On 18.04 the gvfs mount point is at /run/user/$UID/gvfs not $HOME/.gvfs. In my case UID=1000.

After login the situation is this:

gvfsd-fuse is running:

$ pgrep gvfsd-fuse -l
1856 gvfsd-fuse

The mount exists:

$ mount | grep gvfs
gvfsd-fuse on /run/user/1000/gvfs type fuse.gvfsd-fuse (rw,nosuid,nodev,relatime,user_id=1000,group_id=1000)

And root does not have permission to read the dir

# ls /run/user/1000/gvfs
ls: cannot access '/run/user/1000/gvfs': Permission denied

A normal user has read permissions for /etc/fuse.conf so we do not have to create a fuse group and add our user to it.
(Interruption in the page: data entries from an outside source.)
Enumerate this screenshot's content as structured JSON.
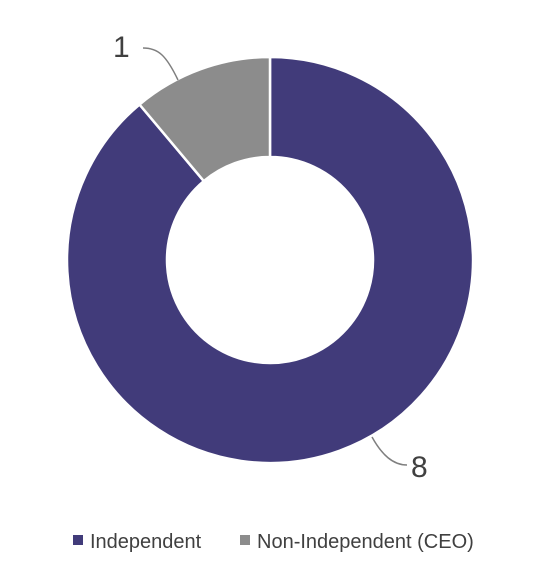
{
  "chart_data": {
    "type": "pie",
    "donut": true,
    "categories": [
      "Independent",
      "Non-Independent (CEO)"
    ],
    "values": [
      8,
      1
    ],
    "data_labels": [
      "8",
      "1"
    ],
    "colors": [
      "#413b7a",
      "#8c8c8c"
    ],
    "legend": {
      "placement": "bottom",
      "entries": [
        "Independent",
        "Non-Independent (CEO)"
      ]
    }
  }
}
$ grep allow /etc/fuse.conf
# Set the maximum number of FUSE mounts allowed to non-root users.
# Allow non-root users to specify the allow_other or allow_root mount options.
user_allow_other

To give root access I did the following:

$ fusermount -zu /var/run/user/1000/gvfs/
$ pkill gvfsd-fuse
$ /usr/lib/gvfs/gvfsd-fuse -o allow_root /var/run/user/1000/gvfs/
$ mount | grep gvfs
gvfsd-fuse on /run/user/1000/gvfs type fuse.gvfsd-fuse (rw,nosuid,nodev,relatime,user_id=1000,group_id=1000,allow_other)

After this root can access the dir.

I do not know why mount shows allow_other rather than allow_root. If I run gvfsd-fuse with -o allow_other the behavior is the same.